Em 2001, o governador Geraldo Alckmin acabou com a pasta e Massarani foi para a Assembleia. "Católico fervoroso", ele diz não entender como as bênçãos que distribui podem ser falsas. "Tenho um contato em Roma. Vou falar com ele. Para mim, eram todas verdadeiras", garante.

Procurada pela Folha, a Assembleia informou que abriu uma apuração preliminar para verificar a situação de Massarani. No dia em que ele concedeu entrevista à Folha, uma de suas funcionárias interrompeu a conversa na hora de ir embora. "Sua bênção, doutor", ela pediu, dando um beijo na mão dele. Massarani respondeu: "Deus te abençoe, minha filha".

OUTRO LADO

O engenheiro Vilson Christofari, ex-presidente da Cesp (Companhia Energética de São Paulo) admite ter atuado na estatal para ajudar a financiar a participação da filha em duas exposições internacionais na Itália, mas diz não haver conflito ético no caso.

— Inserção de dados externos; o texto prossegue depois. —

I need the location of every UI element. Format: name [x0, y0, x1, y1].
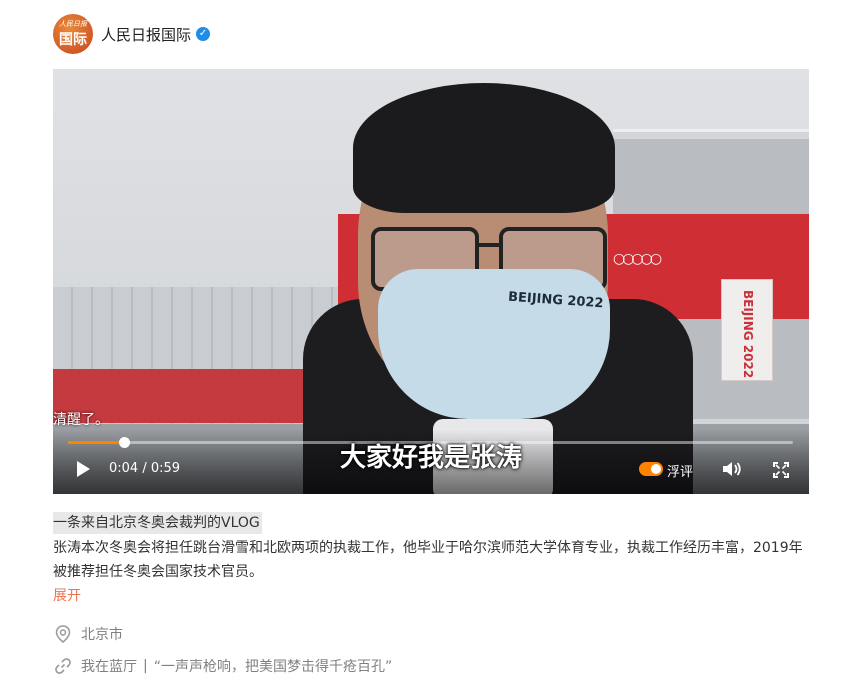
play-icon[interactable] — [77, 461, 90, 477]
video-time: 0:04 / 0:59 — [109, 461, 181, 476]
link-icon — [55, 658, 71, 674]
video-banner: BEIJING 2022 — [721, 279, 773, 381]
video-person-hair — [353, 83, 615, 213]
verified-badge-icon: ✓ — [196, 27, 211, 41]
banner-text: BEIJING 2022 — [741, 290, 755, 379]
location-text[interactable]: 北京市 — [81, 624, 123, 644]
link-source[interactable]: 我在蓝厅 — [81, 656, 137, 676]
location-pin-icon — [55, 625, 71, 643]
video-player[interactable]: ○○○○○ BEIJING 2022 BEIJING 2022 清醒了。 大家好… — [53, 69, 809, 494]
expand-link[interactable]: 展开 — [53, 585, 81, 605]
danmu-toggle[interactable] — [639, 462, 663, 476]
video-person-mask — [378, 269, 610, 419]
fullscreen-icon[interactable] — [773, 462, 789, 478]
avatar[interactable]: 人民日报 国际 — [53, 14, 93, 54]
avatar-text: 国际 — [59, 32, 87, 48]
avatar-signature: 人民日报 — [59, 20, 87, 28]
volume-icon[interactable] — [721, 460, 743, 478]
post-header: 人民日报 国际 人民日报国际 ✓ — [53, 14, 211, 54]
subtitle-previous: 清醒了。 — [53, 412, 109, 428]
olympic-rings-icon: ○○○○○ — [613, 251, 662, 267]
danmu-label[interactable]: 浮评 — [667, 461, 693, 480]
post-body: 张涛本次冬奥会将担任跳台滑雪和北欧两项的执裁工作，他毕业于哈尔滨师范大学体育专业… — [53, 540, 803, 580]
account-name[interactable]: 人民日报国际 — [101, 24, 191, 45]
link-separator: | — [143, 658, 148, 674]
post-title: 一条来自北京冬奥会裁判的VLOG — [53, 512, 262, 534]
location-row[interactable]: 北京市 — [53, 624, 123, 644]
related-link-row[interactable]: 我在蓝厅 | “一声声枪响，把美国梦击得千疮百孔” — [53, 656, 392, 676]
link-title[interactable]: “一声声枪响，把美国梦击得千疮百孔” — [154, 656, 393, 676]
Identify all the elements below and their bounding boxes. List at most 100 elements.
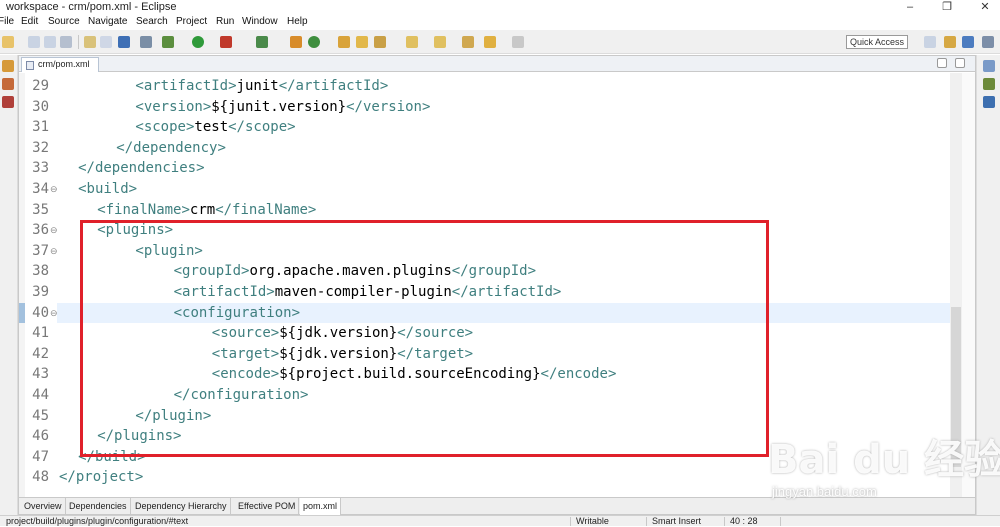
status-divider (780, 517, 781, 526)
tab-dependencies[interactable]: Dependencies (66, 498, 131, 515)
code-line[interactable]: </configuration> (174, 385, 309, 405)
menu-source[interactable]: Source (48, 15, 80, 29)
previous-annotation-icon[interactable] (434, 36, 446, 48)
annotation-ruler (19, 73, 25, 497)
menu-navigate[interactable]: Navigate (88, 15, 127, 29)
baidu-watermark: Bai du 经验 jingyan.baidu.com (768, 418, 1000, 508)
console-icon[interactable] (100, 36, 112, 48)
restore-button[interactable]: ❐ (937, 0, 957, 14)
junit-icon[interactable] (2, 96, 14, 108)
code-line[interactable]: <target>${jdk.version}</target> (212, 344, 473, 364)
status-divider (570, 517, 571, 526)
line-number: 41 (32, 325, 49, 342)
open-task-icon[interactable] (356, 36, 368, 48)
menu-edit[interactable]: Edit (21, 15, 38, 29)
problems-view-icon[interactable] (983, 96, 995, 108)
last-edit-icon[interactable] (462, 36, 474, 48)
run-icon[interactable] (192, 36, 204, 48)
fold-toggle-icon[interactable]: ⊖ (50, 179, 58, 199)
new-package-icon[interactable] (290, 36, 302, 48)
status-path: project/build/plugins/plugin/configurati… (6, 516, 189, 526)
search-icon[interactable] (374, 36, 386, 48)
code-line[interactable]: </project> (59, 467, 143, 487)
tab-overview[interactable]: Overview (21, 498, 66, 515)
code-line[interactable]: </plugins> (97, 426, 181, 446)
menu-help[interactable]: Help (287, 15, 308, 29)
fold-toggle-icon[interactable]: ⊖ (50, 220, 58, 240)
maximize-editor-icon[interactable] (955, 58, 965, 68)
code-line[interactable]: </build> (78, 447, 145, 467)
xml-text: junit (236, 78, 279, 94)
watermark-logo: Bai du 经验 (768, 437, 1000, 483)
code-line[interactable]: <encode>${project.build.sourceEncoding}<… (212, 364, 617, 384)
watermark-url: jingyan.baidu.com (772, 484, 877, 499)
xml-tag: <scope> (135, 119, 195, 136)
code-line[interactable]: <configuration> (174, 303, 300, 323)
xml-tag: </dependency> (116, 139, 226, 156)
code-line[interactable]: </dependency> (116, 138, 226, 158)
xml-tag: </artifactId> (451, 284, 562, 300)
outline-view-icon[interactable] (983, 60, 995, 72)
code-line[interactable]: <artifactId>maven-compiler-plugin</artif… (174, 282, 562, 302)
menu-project[interactable]: Project (176, 15, 207, 29)
code-line[interactable]: <plugin> (135, 241, 202, 261)
line-number: 38 (32, 263, 49, 280)
xml-tag: </source> (397, 325, 474, 342)
xml-tag: <plugin> (135, 242, 203, 259)
new-class-icon[interactable] (308, 36, 320, 48)
debug-perspective-icon[interactable] (982, 36, 994, 48)
fold-toggle-icon[interactable]: ⊖ (50, 303, 58, 323)
debug-icon[interactable] (162, 36, 174, 48)
forward-icon[interactable] (512, 36, 524, 48)
print-icon[interactable] (60, 36, 72, 48)
code-line[interactable]: <finalName>crm</finalName> (97, 200, 316, 220)
quick-access-input[interactable]: Quick Access (846, 35, 908, 49)
code-line[interactable]: <version>${junit.version}</version> (135, 97, 430, 117)
line-number: 46 (32, 428, 49, 445)
xml-tag: <artifactId> (173, 284, 275, 300)
terminal-icon[interactable] (118, 36, 130, 48)
type-hierarchy-icon[interactable] (2, 78, 14, 90)
java-ee-perspective-icon[interactable] (944, 36, 956, 48)
fold-toggle-icon[interactable]: ⊖ (50, 241, 58, 261)
menu-file[interactable]: File (0, 15, 14, 29)
save-all-icon[interactable] (44, 36, 56, 48)
code-line[interactable]: <plugins> (97, 220, 173, 240)
open-perspective-icon[interactable] (924, 36, 936, 48)
task-list-icon[interactable] (983, 78, 995, 90)
package-explorer-icon[interactable] (2, 60, 14, 72)
code-line[interactable]: <scope>test</scope> (135, 117, 295, 137)
xml-tag: </build> (78, 448, 146, 465)
status-cursor-position: 40 : 28 (730, 516, 758, 526)
minimize-button[interactable]: – (900, 0, 920, 14)
editor-tab-pom[interactable]: crm/pom.xml (21, 57, 99, 72)
tab-dependency-hierarchy[interactable]: Dependency Hierarchy (132, 498, 231, 515)
back-icon[interactable] (484, 36, 496, 48)
editor-tab-bar: crm/pom.xml (19, 56, 975, 72)
outline-icon[interactable] (84, 36, 96, 48)
code-line[interactable]: </plugin> (135, 406, 211, 426)
code-line[interactable]: <artifactId>junit</artifactId> (135, 76, 388, 96)
java-perspective-icon[interactable] (962, 36, 974, 48)
new-java-project-icon[interactable] (256, 36, 268, 48)
external-tools-icon[interactable] (220, 36, 232, 48)
menu-search[interactable]: Search (136, 15, 168, 29)
open-type-icon[interactable] (338, 36, 350, 48)
menu-window[interactable]: Window (242, 15, 278, 29)
skip-breakpoints-icon[interactable] (140, 36, 152, 48)
xml-tag: </target> (397, 345, 474, 362)
xml-text: ${project.build.sourceEncoding} (279, 366, 541, 383)
tab-effective-pom[interactable]: Effective POM (235, 498, 300, 515)
code-line[interactable]: <source>${jdk.version}</source> (212, 323, 473, 343)
code-line[interactable]: <build> (78, 179, 137, 199)
menu-run[interactable]: Run (216, 15, 234, 29)
code-line[interactable]: </dependencies> (78, 158, 204, 178)
code-line[interactable]: <groupId>org.apache.maven.plugins</group… (174, 261, 536, 281)
new-icon[interactable] (2, 36, 14, 48)
line-number: 37 (32, 242, 49, 259)
minimize-editor-icon[interactable] (937, 58, 947, 68)
close-button[interactable]: ✕ (975, 0, 995, 14)
next-annotation-icon[interactable] (406, 36, 418, 48)
save-icon[interactable] (28, 36, 40, 48)
tab-pom-xml[interactable]: pom.xml (300, 498, 342, 515)
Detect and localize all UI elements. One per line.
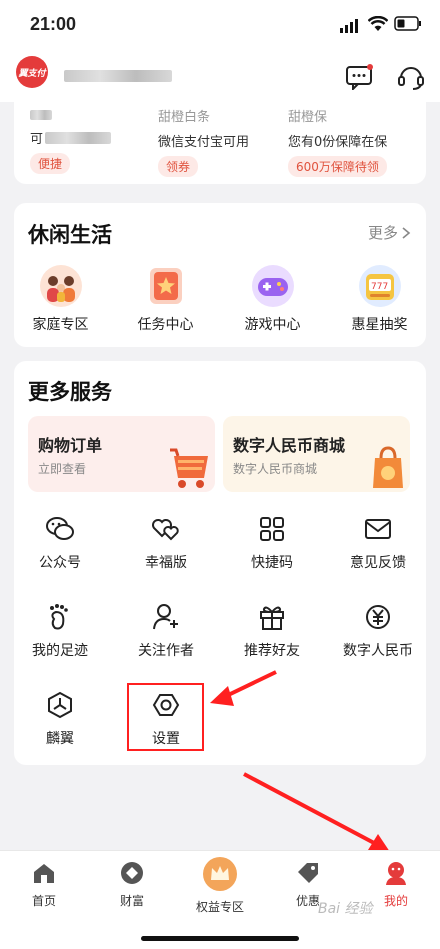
status-time: 21:00 [30, 14, 77, 34]
footprint-icon [45, 602, 75, 632]
service-digital-rmb-label: 数字人民币 [343, 643, 413, 659]
tag-icon [298, 863, 318, 883]
service-follow-author-label: 关注作者 [138, 643, 194, 659]
leisure-item-lottery[interactable]: 777 惠星抽奖 [327, 264, 432, 334]
service-official-account-label: 公众号 [39, 555, 81, 571]
banner-shopping-sub: 立即查看 [38, 462, 87, 476]
mail-icon [363, 514, 393, 544]
message-icon[interactable] [344, 62, 374, 92]
service-follow-author[interactable]: 关注作者 [116, 602, 216, 660]
finance-item-1-title-blurred [30, 110, 52, 120]
banner-shopping-title: 购物订单 [38, 436, 103, 455]
annotation-highlight-box [127, 683, 204, 751]
customer-service-icon[interactable] [396, 62, 426, 92]
home-icon [34, 864, 54, 883]
service-feedback-label: 意见反馈 [350, 555, 406, 571]
service-official-account[interactable]: 公众号 [10, 514, 110, 572]
tab-wealth-label: 财富 [119, 894, 144, 908]
signal-icon [340, 18, 362, 37]
gift-icon [257, 602, 287, 632]
annotation-arrow-profile [243, 772, 377, 846]
shopping-bag-icon [373, 446, 403, 488]
leisure-more-link[interactable]: 更多 [368, 222, 411, 243]
service-footprint[interactable]: 我的足迹 [10, 602, 110, 660]
wechat-icon [45, 514, 75, 544]
service-happy-edition-label: 幸福版 [145, 555, 187, 571]
banner-shopping-orders[interactable]: 购物订单 立即查看 [28, 416, 215, 492]
banner-ecny-sub: 数字人民币商城 [233, 462, 318, 476]
finance-item-1-pill: 便捷 [30, 153, 71, 174]
service-happy-edition[interactable]: 幸福版 [116, 514, 216, 572]
watermark: Bai 经验 [318, 901, 373, 917]
battery-icon [394, 16, 422, 35]
crown-icon [203, 857, 237, 891]
finance-item-2[interactable]: 甜橙白条 微信支付宝可用 领券 [158, 106, 249, 177]
follow-user-icon [151, 602, 181, 632]
hearts-icon [151, 514, 181, 544]
wealth-icon [121, 862, 143, 884]
leisure-item-task[interactable]: 任务中心 [113, 264, 218, 334]
finance-item-1-sub: 可 [30, 132, 44, 147]
shopping-cart-icon [170, 448, 208, 488]
finance-item-3[interactable]: 甜橙保 您有0份保障在保 600万保障待领 [288, 106, 387, 177]
banner-ecny-title: 数字人民币商城 [233, 436, 346, 455]
family-icon [39, 264, 83, 308]
leisure-item-family[interactable]: 家庭专区 [8, 264, 113, 334]
leisure-item-family-label: 家庭专区 [32, 317, 89, 333]
tab-benefits-label: 权益专区 [195, 900, 244, 914]
finance-item-1[interactable]: 可 便捷 [30, 106, 112, 174]
game-icon [251, 264, 295, 308]
svg-text:777: 777 [371, 282, 388, 292]
app-logo: 翼支付 [16, 56, 48, 88]
username-blurred [64, 70, 172, 82]
lottery-icon: 777 [358, 264, 402, 308]
leisure-item-task-label: 任务中心 [137, 317, 194, 333]
finance-item-2-pill: 领券 [158, 156, 199, 177]
leisure-more-label: 更多 [368, 224, 399, 242]
service-feedback[interactable]: 意见反馈 [328, 514, 428, 572]
finance-item-3-sub: 您有0份保障在保 [288, 135, 388, 150]
qr-grid-icon [257, 514, 287, 544]
home-indicator [141, 936, 299, 941]
service-quick-code[interactable]: 快捷码 [222, 514, 322, 572]
service-linyi-label: 麟翼 [46, 731, 74, 747]
yuan-icon [363, 602, 393, 632]
leisure-item-game-label: 游戏中心 [244, 317, 301, 333]
finance-item-2-title: 甜橙白条 [158, 110, 211, 125]
finance-item-1-sub-blurred [45, 131, 112, 144]
tab-benefits[interactable]: 权益专区 [180, 856, 260, 915]
leisure-item-lottery-label: 惠星抽奖 [351, 317, 408, 333]
tab-wealth[interactable]: 财富 [92, 860, 172, 909]
leisure-item-game[interactable]: 游戏中心 [220, 264, 325, 334]
service-digital-rmb[interactable]: 数字人民币 [328, 602, 428, 660]
service-linyi[interactable]: 麟翼 [10, 690, 110, 748]
tab-home-label: 首页 [31, 894, 56, 908]
finance-item-2-sub: 微信支付宝可用 [158, 135, 250, 150]
hexagon-y-icon [45, 690, 75, 720]
service-footprint-label: 我的足迹 [32, 643, 88, 659]
tab-home[interactable]: 首页 [4, 860, 84, 909]
services-title: 更多服务 [28, 380, 112, 404]
chevron-right-icon [402, 226, 411, 239]
leisure-title: 休闲生活 [28, 223, 112, 247]
finance-item-3-pill: 600万保障待领 [288, 156, 387, 177]
finance-item-3-title: 甜橙保 [288, 110, 328, 125]
service-quick-code-label: 快捷码 [251, 555, 293, 571]
profile-icon [386, 862, 406, 885]
banner-ecny-mall[interactable]: 数字人民币商城 数字人民币商城 [223, 416, 410, 492]
task-icon [144, 264, 188, 308]
service-recommend-friends-label: 推荐好友 [244, 643, 300, 659]
wifi-icon [367, 15, 389, 36]
service-recommend-friends[interactable]: 推荐好友 [222, 602, 322, 660]
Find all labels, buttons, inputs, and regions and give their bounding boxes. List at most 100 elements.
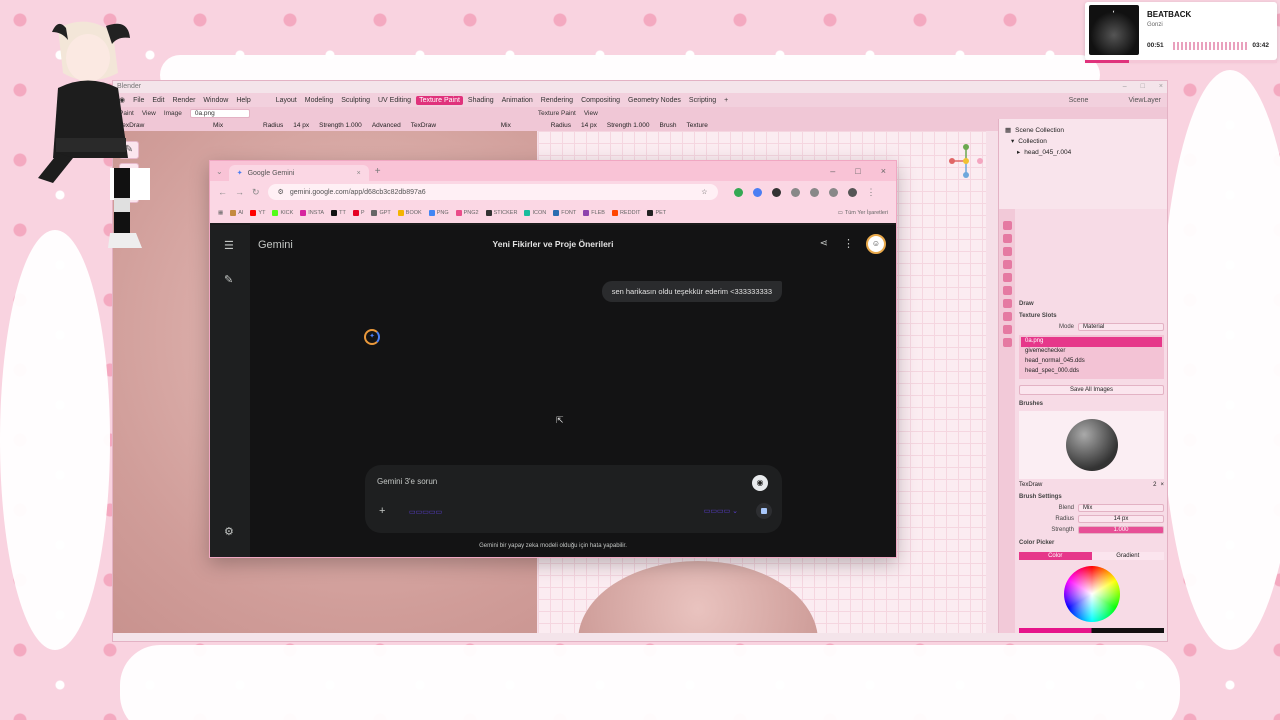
- slot-item[interactable]: head_spec_000.dds: [1021, 367, 1162, 377]
- menu-window[interactable]: Window: [203, 97, 228, 104]
- view-layer-selector[interactable]: ViewLayer: [1128, 97, 1161, 104]
- slot-item[interactable]: givemechecker: [1021, 347, 1162, 357]
- radius-field-left[interactable]: 14 px: [293, 122, 309, 129]
- radius-field[interactable]: 14 px: [1078, 515, 1164, 523]
- blend-dropdown-left[interactable]: Mix: [213, 122, 253, 129]
- menu-help[interactable]: Help: [236, 97, 250, 104]
- browser-menu-icon[interactable]: ⋮: [867, 187, 876, 197]
- tab-modeling[interactable]: Modeling: [302, 96, 336, 105]
- bookmark-book[interactable]: BOOK: [397, 210, 422, 216]
- settings-icon[interactable]: ⚙: [224, 525, 234, 538]
- bookmark-fleb[interactable]: FLEB: [583, 210, 605, 216]
- brushes-title[interactable]: Brushes: [1019, 401, 1164, 407]
- extension-adblock-icon[interactable]: [771, 187, 781, 197]
- more-options-icon[interactable]: ⋮: [843, 237, 854, 250]
- bookmark-kick[interactable]: KICK: [272, 210, 293, 216]
- bookmark-png[interactable]: PNG: [428, 210, 449, 216]
- strength-slider-left[interactable]: Strength 1.000: [319, 122, 362, 129]
- browser-maximize-icon[interactable]: □: [855, 166, 860, 176]
- bookmark-insta[interactable]: INSTA: [300, 210, 324, 216]
- outliner-collection[interactable]: ▾ Collection: [1005, 137, 1162, 146]
- tab-sculpting[interactable]: Sculpting: [338, 96, 373, 105]
- radius-field-right[interactable]: 14 px: [581, 122, 597, 129]
- strength-field[interactable]: 1.000: [1078, 526, 1164, 534]
- texture-dropdown[interactable]: Texture: [687, 122, 708, 129]
- blend-dropdown[interactable]: Mix: [1078, 504, 1164, 512]
- all-bookmarks[interactable]: ▭ Tüm Yer İşaretleri: [838, 210, 888, 216]
- brush-settings-title[interactable]: Brush Settings: [1019, 494, 1164, 500]
- model-selector[interactable]: ▭▭▭▭ ⌄: [704, 507, 738, 515]
- brush-preview[interactable]: [1019, 411, 1164, 479]
- texture-slots-title[interactable]: Texture Slots: [1019, 313, 1164, 319]
- navigation-gizmo-icon[interactable]: [948, 143, 984, 179]
- advanced-dropdown[interactable]: Advanced: [372, 122, 401, 129]
- outliner-object[interactable]: ▸ head_045_r.004: [1005, 148, 1162, 157]
- extension-translate-icon[interactable]: [752, 187, 762, 197]
- save-all-images-button[interactable]: Save All Images: [1019, 385, 1164, 395]
- add-workspace-icon[interactable]: +: [721, 96, 731, 105]
- download-icon[interactable]: [828, 187, 838, 197]
- right-view-menu[interactable]: View: [584, 110, 598, 117]
- minimize-icon[interactable]: –: [1123, 83, 1127, 91]
- gradient-tab[interactable]: Gradient: [1091, 552, 1164, 560]
- color-tab[interactable]: Color: [1019, 552, 1092, 560]
- material-tab-icon[interactable]: [1002, 325, 1012, 334]
- slot-item[interactable]: head_normal_045.dds: [1021, 357, 1162, 367]
- extension-shield-icon[interactable]: [733, 187, 743, 197]
- profile-icon[interactable]: [847, 187, 857, 197]
- bookmark-star-icon[interactable]: ☆: [701, 188, 707, 196]
- scene-tab-icon[interactable]: [1002, 273, 1012, 282]
- bookmark-apps-icon[interactable]: ▦: [218, 210, 223, 216]
- menu-render[interactable]: Render: [172, 97, 195, 104]
- add-attachment-icon[interactable]: +: [379, 505, 385, 517]
- tool-tab-icon[interactable]: [1002, 221, 1012, 230]
- live-mode-icon[interactable]: ◉: [752, 475, 768, 491]
- mode-dropdown[interactable]: Material: [1078, 323, 1164, 331]
- address-bar[interactable]: ⚙ gemini.google.com/app/d68cb3c82db897a6…: [267, 184, 718, 200]
- new-tab-icon[interactable]: +: [375, 166, 381, 177]
- view-layer-tab-icon[interactable]: [1002, 260, 1012, 269]
- bookmark-p[interactable]: P: [352, 210, 364, 216]
- bookmark-sticker[interactable]: STICKER: [485, 210, 517, 216]
- tools-button[interactable]: ▭▭▭▭▭: [409, 508, 442, 516]
- tab-scripting[interactable]: Scripting: [686, 96, 719, 105]
- tab-uv-editing[interactable]: UV Editing: [375, 96, 414, 105]
- tab-texture-paint[interactable]: Texture Paint: [416, 95, 463, 105]
- world-tab-icon[interactable]: [1002, 286, 1012, 295]
- close-tab-icon[interactable]: ×: [357, 170, 361, 177]
- outliner-scene-collection[interactable]: ▦ Scene Collection: [1005, 126, 1162, 135]
- texture-tab-icon[interactable]: [1002, 338, 1012, 347]
- blend-dropdown-right[interactable]: Mix: [501, 122, 541, 129]
- prompt-input[interactable]: Gemini 3'e sorun: [377, 477, 437, 486]
- right-mode-dropdown[interactable]: Texture Paint: [538, 110, 576, 117]
- share-icon[interactable]: ⋖: [820, 238, 828, 249]
- forward-icon[interactable]: →: [235, 187, 244, 197]
- color-wheel[interactable]: [1063, 566, 1120, 622]
- tab-rendering[interactable]: Rendering: [538, 96, 576, 105]
- tab-animation[interactable]: Animation: [499, 96, 536, 105]
- scene-selector[interactable]: Scene: [1069, 97, 1089, 104]
- bookmark-pet[interactable]: PET: [647, 210, 666, 216]
- maximize-icon[interactable]: □: [1141, 83, 1145, 91]
- new-chat-icon[interactable]: ✎: [224, 273, 233, 286]
- bookmark-icon[interactable]: ICON: [524, 210, 546, 216]
- bookmark-yt[interactable]: YT: [250, 210, 265, 216]
- modifier-tab-icon[interactable]: [1002, 312, 1012, 321]
- bookmark-ai[interactable]: AI: [230, 210, 243, 216]
- tab-search-icon[interactable]: ⌄: [216, 167, 223, 176]
- stop-generating-button[interactable]: [756, 503, 772, 519]
- back-icon[interactable]: ←: [218, 187, 227, 197]
- browser-close-icon[interactable]: ×: [881, 166, 886, 176]
- brush-name[interactable]: TexDraw: [1019, 482, 1149, 488]
- tab-layout[interactable]: Layout: [273, 96, 300, 105]
- slot-item[interactable]: 0a.png: [1021, 337, 1162, 347]
- brush-name-right[interactable]: TexDraw: [411, 122, 471, 129]
- brush-dropdown[interactable]: Brush: [660, 122, 677, 129]
- image-name-field[interactable]: 0a.png: [189, 108, 250, 118]
- reload-icon[interactable]: ↻: [252, 187, 260, 198]
- bookmark-png2[interactable]: PNG2: [455, 210, 479, 216]
- extension-misc-icon[interactable]: [790, 187, 800, 197]
- tab-compositing[interactable]: Compositing: [578, 96, 623, 105]
- site-info-icon[interactable]: ⚙: [278, 188, 284, 196]
- browser-tab-gemini[interactable]: ✦ Google Gemini ×: [228, 165, 369, 181]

Christofari afirma que a filha, que é pintora, não viajou a passeio e teve trabalhos premiados tanto na mostra de Florença quanto na de Roma.

"Minha filha recebeu o convite para representar o Brasil, por uma entidade credenciada, o IPH. Comentei com colegas sobre o assunto, sim, e não vejo nada de errado nisso", diz o engenheiro.

"A empresa patrocina esses eventos. Havia isenção fiscal. Melhor pedir à Cesp do que a qualquer um dos fornecedores da companhia, que certamente não iriam se negar a ajudar", diz Christofari.

A Cesp afirmou por meio de sua assessoria que deu "apoio financeiro a uma entidade legalmente estabelecida", o IPH (Instituto de Recuperação do Patrimônio Histórico de São Paulo), a quem cabia "aplicar os recursos nos termos da lei".

O presidente do instituto, Emanuel von Laurenstein Massarani, diz que não sabia que a pintora Denise Chiaradia era filha do presidente da Cesp. "Só fui saber depois do fato consumado", afirma.
Depois de promover a viagem da filha de Christofari à Itália, Massarani conseguiu ajuda da Cesp para tocar um segundo projeto, um livro sobre as barragens do rio Tietê.

A Cesp cedeu um de seus funcionários a Massarani. Ele passou a trabalhar para o IPH, com a missão de fotografar as paisagens para o livro.

Christofari diz ter sido chantageado por esse funcionário, que teria ameaçado revelar o caso do patrocínio da sua filha. O ex-funcionário, Augusto Cezar, negou ter feito chantagem, mas confirmou ter trabalhado para Massarani na Assembleia.